“Dear husband,” she said, “I feel I have not long to live. Pray, therefore, grant me the last request I shall ever make you. I know how lonely you will be without me, and I hope, therefore, that you will marry again. But, if you do, let it be the good queen of Hetland, who has lately lost her husband, and who, having no children, will love our dear ones as if they were her own.”
The king, overwhelmed with grief, promised to do as she wished; and the queen died peacefully.
For some time the king could think of nothing but the terrible loss he had sustained. At length, however, wearying of his lonely life, he fitted out a ship, and went to sea.
After sailing along for some days under brilliant sunshine, one morning a thick fog arose. It grew denser and darker, and the sailors could no longer tell which way they were going, when the mist suddenly lifted, and they saw land before them.
The king ordered a boat to be lowered, and was rowed ashore. He then got out alone, telling the men to wait for him.
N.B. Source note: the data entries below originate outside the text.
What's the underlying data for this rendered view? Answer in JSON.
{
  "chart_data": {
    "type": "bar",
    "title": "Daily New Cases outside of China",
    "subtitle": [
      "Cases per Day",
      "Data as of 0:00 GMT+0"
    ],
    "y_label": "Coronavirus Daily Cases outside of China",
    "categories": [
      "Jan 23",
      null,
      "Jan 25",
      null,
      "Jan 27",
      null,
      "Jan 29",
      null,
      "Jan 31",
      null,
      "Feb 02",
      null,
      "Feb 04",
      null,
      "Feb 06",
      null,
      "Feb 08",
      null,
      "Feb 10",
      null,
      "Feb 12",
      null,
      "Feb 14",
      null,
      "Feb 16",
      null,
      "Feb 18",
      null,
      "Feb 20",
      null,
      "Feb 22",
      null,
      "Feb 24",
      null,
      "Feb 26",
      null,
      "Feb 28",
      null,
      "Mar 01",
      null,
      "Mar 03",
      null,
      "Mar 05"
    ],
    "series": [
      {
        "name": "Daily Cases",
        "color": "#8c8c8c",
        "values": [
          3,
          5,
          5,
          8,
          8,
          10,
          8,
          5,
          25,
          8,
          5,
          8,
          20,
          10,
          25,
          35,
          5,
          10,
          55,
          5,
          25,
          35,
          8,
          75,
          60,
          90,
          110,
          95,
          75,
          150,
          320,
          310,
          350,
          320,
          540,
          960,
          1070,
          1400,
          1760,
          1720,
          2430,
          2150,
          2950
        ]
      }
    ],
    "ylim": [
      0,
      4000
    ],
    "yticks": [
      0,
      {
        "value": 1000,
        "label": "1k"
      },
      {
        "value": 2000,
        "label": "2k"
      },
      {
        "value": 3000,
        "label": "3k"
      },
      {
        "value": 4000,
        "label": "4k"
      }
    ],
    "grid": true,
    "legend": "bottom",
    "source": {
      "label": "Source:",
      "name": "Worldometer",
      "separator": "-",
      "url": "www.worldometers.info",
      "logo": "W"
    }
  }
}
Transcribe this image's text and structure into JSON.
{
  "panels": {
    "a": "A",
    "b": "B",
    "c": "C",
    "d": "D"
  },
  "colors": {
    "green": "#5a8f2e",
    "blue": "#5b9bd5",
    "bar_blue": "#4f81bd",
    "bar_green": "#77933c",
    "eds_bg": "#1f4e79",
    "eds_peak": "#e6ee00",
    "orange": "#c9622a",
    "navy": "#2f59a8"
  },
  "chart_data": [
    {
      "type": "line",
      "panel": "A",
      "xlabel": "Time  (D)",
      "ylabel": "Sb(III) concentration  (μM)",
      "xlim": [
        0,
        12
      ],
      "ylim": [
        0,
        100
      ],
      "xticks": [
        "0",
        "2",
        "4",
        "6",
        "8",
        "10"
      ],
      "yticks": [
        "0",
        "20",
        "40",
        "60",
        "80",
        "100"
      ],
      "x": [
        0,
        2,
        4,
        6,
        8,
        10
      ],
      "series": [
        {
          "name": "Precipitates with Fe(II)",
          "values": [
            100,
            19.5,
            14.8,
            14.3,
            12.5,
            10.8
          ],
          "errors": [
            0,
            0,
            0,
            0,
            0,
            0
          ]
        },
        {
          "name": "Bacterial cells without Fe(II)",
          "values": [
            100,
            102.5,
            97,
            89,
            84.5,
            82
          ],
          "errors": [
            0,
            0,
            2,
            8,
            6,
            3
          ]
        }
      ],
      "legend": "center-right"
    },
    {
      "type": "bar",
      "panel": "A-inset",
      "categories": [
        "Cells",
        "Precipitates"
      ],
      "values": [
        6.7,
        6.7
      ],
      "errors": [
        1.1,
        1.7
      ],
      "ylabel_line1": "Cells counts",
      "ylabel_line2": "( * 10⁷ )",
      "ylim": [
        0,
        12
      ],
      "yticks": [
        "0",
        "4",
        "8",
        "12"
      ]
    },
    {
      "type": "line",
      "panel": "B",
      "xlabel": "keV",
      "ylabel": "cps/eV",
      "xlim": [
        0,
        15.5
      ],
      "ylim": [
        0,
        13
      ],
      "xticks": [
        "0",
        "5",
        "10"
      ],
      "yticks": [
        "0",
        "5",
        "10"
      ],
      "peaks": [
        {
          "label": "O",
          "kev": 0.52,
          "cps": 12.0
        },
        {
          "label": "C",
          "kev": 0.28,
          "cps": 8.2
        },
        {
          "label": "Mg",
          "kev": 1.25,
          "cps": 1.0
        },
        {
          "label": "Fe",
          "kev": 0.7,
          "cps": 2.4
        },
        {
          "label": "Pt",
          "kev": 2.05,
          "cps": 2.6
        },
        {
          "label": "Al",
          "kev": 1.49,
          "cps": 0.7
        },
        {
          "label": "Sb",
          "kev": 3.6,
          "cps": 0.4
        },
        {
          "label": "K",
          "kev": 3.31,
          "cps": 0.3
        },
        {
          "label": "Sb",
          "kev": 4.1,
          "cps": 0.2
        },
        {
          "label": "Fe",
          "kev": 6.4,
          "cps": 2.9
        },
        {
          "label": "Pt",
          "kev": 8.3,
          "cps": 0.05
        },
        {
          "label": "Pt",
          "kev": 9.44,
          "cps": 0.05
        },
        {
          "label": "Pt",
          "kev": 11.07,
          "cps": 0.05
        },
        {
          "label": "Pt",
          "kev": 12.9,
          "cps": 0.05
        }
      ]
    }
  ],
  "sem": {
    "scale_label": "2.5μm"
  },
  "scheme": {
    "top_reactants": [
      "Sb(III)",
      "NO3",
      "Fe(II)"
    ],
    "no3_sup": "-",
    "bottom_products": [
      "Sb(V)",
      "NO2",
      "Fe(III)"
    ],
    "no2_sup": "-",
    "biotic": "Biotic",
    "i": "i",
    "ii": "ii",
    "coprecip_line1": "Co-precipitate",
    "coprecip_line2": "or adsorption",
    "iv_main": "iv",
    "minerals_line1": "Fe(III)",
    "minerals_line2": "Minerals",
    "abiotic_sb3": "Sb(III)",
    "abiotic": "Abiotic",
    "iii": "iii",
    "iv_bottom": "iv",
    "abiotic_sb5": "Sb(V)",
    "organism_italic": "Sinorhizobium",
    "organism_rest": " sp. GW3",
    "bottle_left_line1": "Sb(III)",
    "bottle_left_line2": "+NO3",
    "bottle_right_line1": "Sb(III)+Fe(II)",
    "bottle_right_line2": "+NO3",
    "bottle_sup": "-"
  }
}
Going quietly along, he presently came to a wood, and the sun being very hot and the king very tired, he was glad to sit down and rest under the shade of a big oak tree. He had not been long there, however, when he heard music in the distance, and, following the sound, he presently came to a beautiful open glade, and there he saw three women. One of them, clad in richly embroidered robes, was seated on a golden stool. She held a harp in her hand, and had evidently been playing, but she looked sad and troubled. Beside her, seated on a lower stool, was a young girl, also handsomely dressed, though not so richly as the elder women, and behind them stood another girl, also good-looking, but very plainly dressed, with a green cloak thrown round her. She evidently was the servant of the other two.
After gazing at the women for a few moments, the king stepped forward and saluted them respectfully.
The lady seated on the golden stool, having returned his greeting, asked him who he was and where he was going.
“Alas!” said the king, “I have lost my dear queen, and now, in accordance with her last wish, I am on my way to Hetland, to ask the widowed queen of that country to become my wife.”
“Oh, king!” replied the lady. “How wonderful is the hand of fate! I am the queen you are in search of! Hetland has been overrun by Vikings, who burned and destroyed everything they did not carry off, and it was only by a miracle that I managed to escape with my daughter and my attendant here.”